A Berkeley widow who has been verbally abused by irate netball mums looking to park in her street has called on the council to end the traffic chaos.
Hooka Creek Road resident Leonie Simpson is fed up with people blocking her driveway and flouting no-parking signs to get to their netball games in time.
Every Saturday during winter, the usually quiet suburban road transforms into a congested car park where, according to Ms Simpson, anything goes.
"The council put no-parking signs down on one side of the road but people don't take notice of them, they still park there," Ms Simpson said.
"If you ask them not to park, they tell you where to go. I've had women tell me to eff-off, that they can park anywhere they like."
Drivers have blocked off Ms Simpson's driveway at least five times, while her neighbour reported the same problem to police as recently as last week.
Before the recent death of her gravely ill husband, Arthur, Ms Simpson used to worry that the congestion would stop an ambulance from reaching them.

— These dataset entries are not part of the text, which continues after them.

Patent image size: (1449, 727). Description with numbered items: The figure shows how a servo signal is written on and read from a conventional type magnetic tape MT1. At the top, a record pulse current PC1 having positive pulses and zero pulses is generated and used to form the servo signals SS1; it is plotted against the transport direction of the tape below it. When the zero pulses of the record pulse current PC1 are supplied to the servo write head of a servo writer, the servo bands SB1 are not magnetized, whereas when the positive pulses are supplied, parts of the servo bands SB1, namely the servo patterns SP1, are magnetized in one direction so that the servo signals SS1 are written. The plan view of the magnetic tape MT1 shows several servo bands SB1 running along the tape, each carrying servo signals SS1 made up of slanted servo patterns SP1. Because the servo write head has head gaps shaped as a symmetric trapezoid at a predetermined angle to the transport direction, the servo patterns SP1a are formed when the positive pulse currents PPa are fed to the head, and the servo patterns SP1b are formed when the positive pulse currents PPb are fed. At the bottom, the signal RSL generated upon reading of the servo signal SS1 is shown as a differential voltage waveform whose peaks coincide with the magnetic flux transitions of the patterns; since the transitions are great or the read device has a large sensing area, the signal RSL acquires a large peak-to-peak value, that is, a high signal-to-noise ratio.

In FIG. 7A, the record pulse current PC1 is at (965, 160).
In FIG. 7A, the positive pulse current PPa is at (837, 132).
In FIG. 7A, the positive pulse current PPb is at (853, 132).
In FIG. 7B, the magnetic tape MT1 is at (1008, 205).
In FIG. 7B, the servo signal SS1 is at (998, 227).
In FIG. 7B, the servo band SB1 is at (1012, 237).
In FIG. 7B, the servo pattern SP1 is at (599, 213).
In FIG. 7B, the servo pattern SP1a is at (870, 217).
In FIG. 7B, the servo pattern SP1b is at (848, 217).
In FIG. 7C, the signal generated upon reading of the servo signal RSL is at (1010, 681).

The 63-year-old retiree, who has lived in the street for 20 years, describes the situation as "utterly stupid".
"They just don't care, they're above the rules. They've got no consideration for people who live in the street," she said.
Residents in neighbouring Hertford Street also feel the pinch when drivers park on both sides of the road, effectively turning it into a one-way street.
It was particularly bad during weekends when the site hosted netball carnivals, Ms Simpson said.
Now she is calling on Wollongong City Council to create more parking or send rangers to the street regularly on Saturdays until drivers improved their behaviour.
"It's just annoying because you can't park outside your house or have any visitors over because there's no parking, and it's inconvenient because [the Illawarra District Netball Association] don't tell us when it's on," she said.
Ms Simpson suggested the association did a letterbox drop of carnival dates at the start of the season, so that residents could plan around the events.
Association president Dianne Elvy did not respond to the Mercury's calls on Sunday.
Ms Simpson said soccer did not affect residents in the same way.
"We don't have problems with the soccer - not one iota. Their traffic doesn't worry us. They have their own parking area and people park in there."